「超富裕層の子どものライフコーチ」が語る、彼らに共通する問題と解決方法(海外)
3つの大きな問題を克服するための3つのステップ
私の経験では、従来の話し合いによるセラピーは主に、感情を処理し、思考パターンを分析することを目的としている。私はライフコーチとして、一部それらの要素も用いるが、重視するのは行動を起こすことだ。私は、3つの重要な問題を、3つの重要な行動で乗り越えるためのカリキュラムを開発した。 1. 人生のコントロールを、自分の手に取り戻す 私のクライアントの多くは、被害者意識に陥り、自分は不親切な世界に翻弄されていると信じている。私は彼らに、いかなる状況にも、それに対処する方法を自分で選択できることを理解させるよう働きかけている。 ある生徒は、第一志望の大学に合格できなかった。おそらく人生で初めての大きな挫折だったため、彼女にとってそれは辛い経験だった。 不本意ながらも第二志望の大学に進学したが、新入生オリエンテーションには参加せず、同級生との交流も拒み、自分の部屋に閉じこもって、ソーシャルメディアやネットフリックス(Netflix)に没頭した。被害者意識に浸ることで、不必要な苦しみを自ら引き起こしていたのだ。 彼女のコーチングを始めたときの私は、何でもいいから行動を起こすことで、自分の人生をコントロールする力を取り戻させることに重点を置いた。彼女が望んだ行動は、第一志望の大学に編入申請を行うことだった。

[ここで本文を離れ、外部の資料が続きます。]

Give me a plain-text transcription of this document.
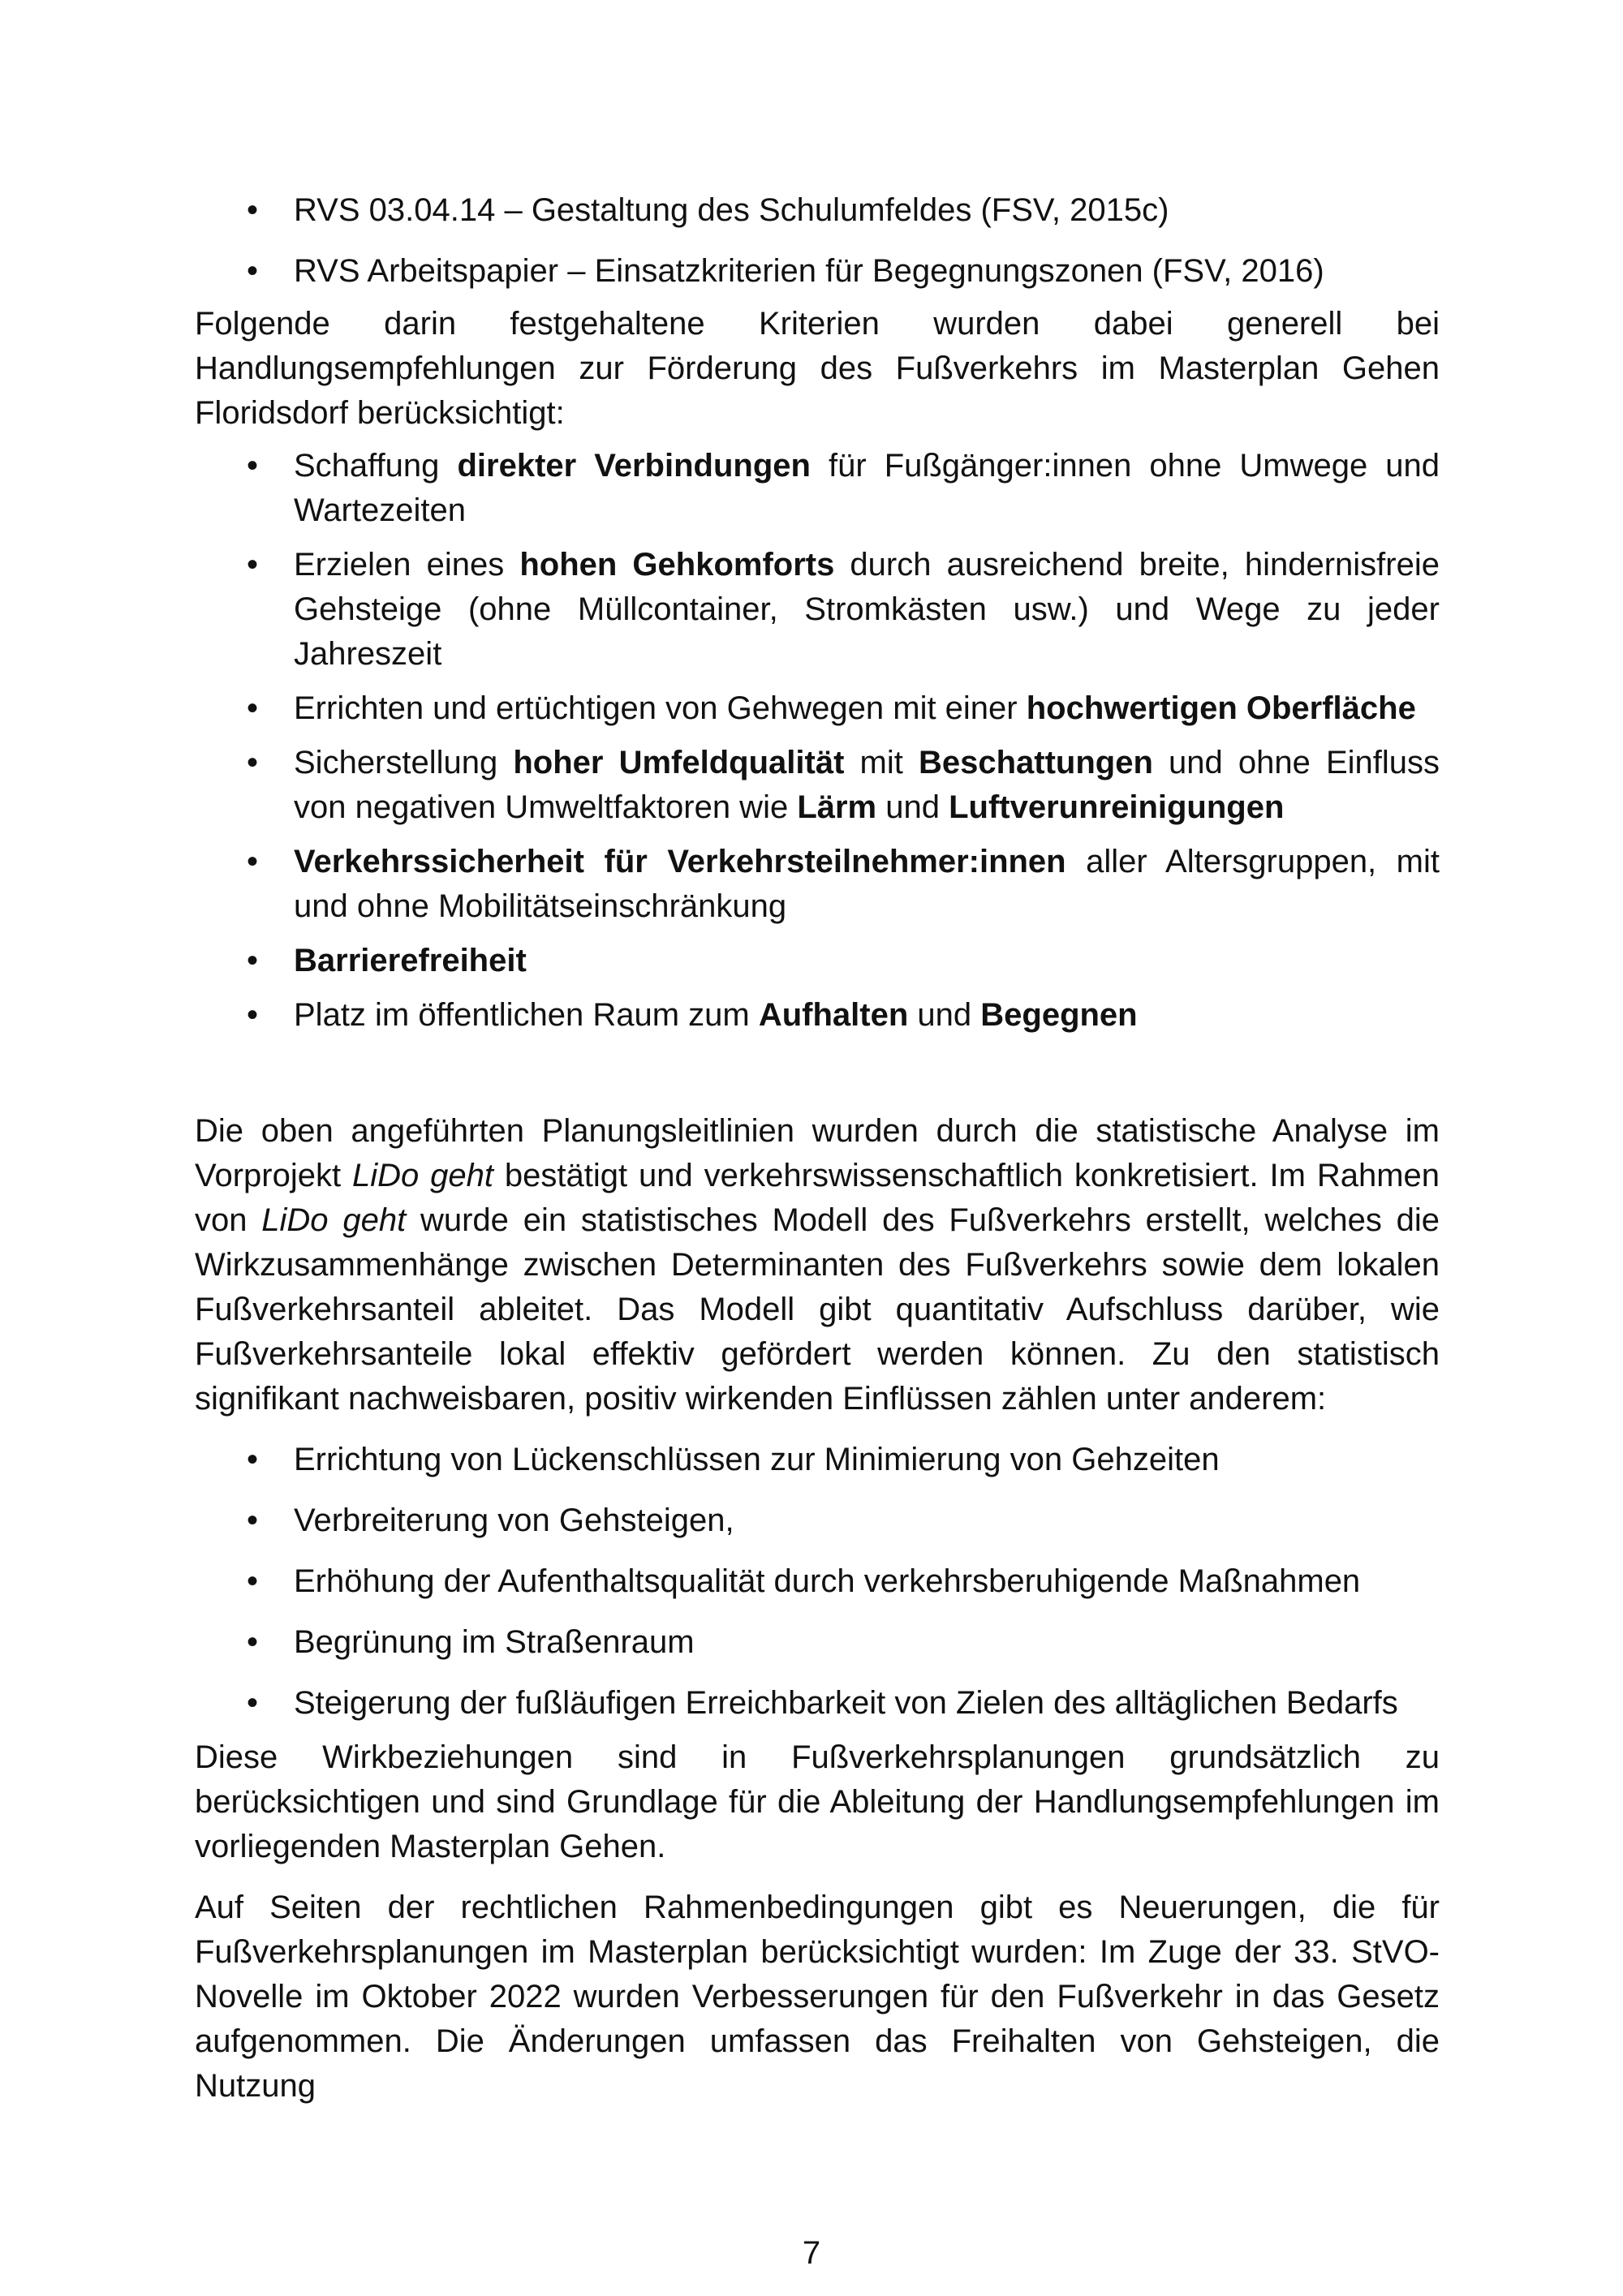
• RVS 03.04.14 – Gestaltung des Schulumfeldes (FSV, 2015c)
• RVS Arbeitspapier – Einsatzkriterien für Begegnungszonen (FSV, 2016)

Folgende darin festgehaltene Kriterien wurden dabei generell bei Handlungsempfehlungen zur Förderung des Fußverkehrs im Masterplan Gehen
Floridsdorf berücksichtigt:

• Schaffung direkter Verbindungen für Fußgänger:innen ohne Umwege und Wartezeiten
• Erzielen eines hohen Gehkomforts durch ausreichend breite, hindernisfreie Gehsteige (ohne Müllcontainer, Stromkästen usw.) und Wege zu jeder Jahreszeit
• Errichten und ertüchtigen von Gehwegen mit einer hochwertigen Oberfläche
• Sicherstellung hoher Umfeldqualität mit Beschattungen und ohne Einfluss von negativen Umweltfaktoren wie Lärm und Luftverunreinigungen
• Verkehrssicherheit für Verkehrsteilnehmer:innen aller Altersgruppen, mit und ohne Mobilitätseinschränkung
• Barrierefreiheit
• Platz im öffentlichen Raum zum Aufhalten und Begegnen

Die oben angeführten Planungsleitlinien wurden durch die statistische Analyse im Vorprojekt LiDo geht bestätigt und verkehrswissenschaftlich konkretisiert. Im Rahmen von LiDo geht wurde ein statistisches Modell des Fußverkehrs erstellt, welches die Wirkzusammenhänge zwischen Determinanten des Fußverkehrs sowie dem lokalen Fußverkehrsanteil ableitet. Das Modell gibt quantitativ Aufschluss darüber, wie Fußverkehrsanteile lokal effektiv gefördert werden können. Zu den statistisch signifikant nachweisbaren, positiv wirkenden Einflüssen zählen unter anderem:

• Errichtung von Lückenschlüssen zur Minimierung von Gehzeiten
• Verbreiterung von Gehsteigen,
• Erhöhung der Aufenthaltsqualität durch verkehrsberuhigende Maßnahmen
• Begrünung im Straßenraum
• Steigerung der fußläufigen Erreichbarkeit von Zielen des alltäglichen Bedarfs

Diese Wirkbeziehungen sind in Fußverkehrsplanungen grundsätzlich zu berücksichtigen und sind Grundlage für die Ableitung der Handlungsempfehlungen im vorliegenden Masterplan Gehen.

Auf Seiten der rechtlichen Rahmenbedingungen gibt es Neuerungen, die für Fußverkehrsplanungen im Masterplan berücksichtigt wurden: Im Zuge der 33. StVO-Novelle im Oktober 2022 wurden Verbesserungen für den Fußverkehr in das Gesetz aufgenommen. Die Änderungen umfassen das Freihalten von Gehsteigen, die Nutzung

7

私は、彼女が意識を転換するのであれば、その行動をサポートすると約束した。この転換が2つ目のステップだ。 2. 内発的な動機付けを見つける 我々の文化では一般的に、成功とは、成績や名門大学、自慢できる仕事、財産といった、比較的表面的な成果を意味する。 私は以前、裕福な環境で育った人は、お金に縛られず、期待から解放されて、好きなように生きることに迷いがないのだろうと思っていた。しかし驚いたことに、私の生徒たちは正反対の考えを持っていた。彼らは、お金や地位こそが自分の価値につながるという考えを強化する環境に生きているのだ。 つまり、先ほどのクライアントの場合、とても良い大学だが、超一流とは言えないところに入ることは、完全な失敗だったのだ。 編入申請の結果が出るまでのあいだ、私は彼女に、現在の環境のポジティブな面に目を向け、楽しいと思える活動に取り組むことを勧めた。 彼女はしぶしぶではあるが、自分の興味に合ったクラブ活動に参加し、オフィスアワー(教員が研究室にいて、学生の相談などに応じる時間)に教授を訪れて、将来の大きな構想について語り始めた。彼女は次第に、自分が大学コミュニティの一員であると感じるようになった。 その年の終わりに第一志望の大学に合格したが、最終的にはそのオファーを断わった。彼女は、外からもたらされるのではなく、自分の内側から沸き起こるものを動機付けとするようになっていた。大学の名前より、個人的な達成感の方が大切だと判断したのだ。 3. 他者のウェルビーイングに貢献する 私のクライアントの多くは、自分以外の誰かのために働いたり、掃除をしたり、考えたりする必要に迫られた経験がない。しかし、自分自身のことばかりを考えている時間は、疲労するものになり得る。 私は生徒たちに、専門的な団体でのボランティア活動や、あるいはただ家事の手伝いをするだけでもいいので、他者の生活に貢献する方法を見つけるようアドバイスしている。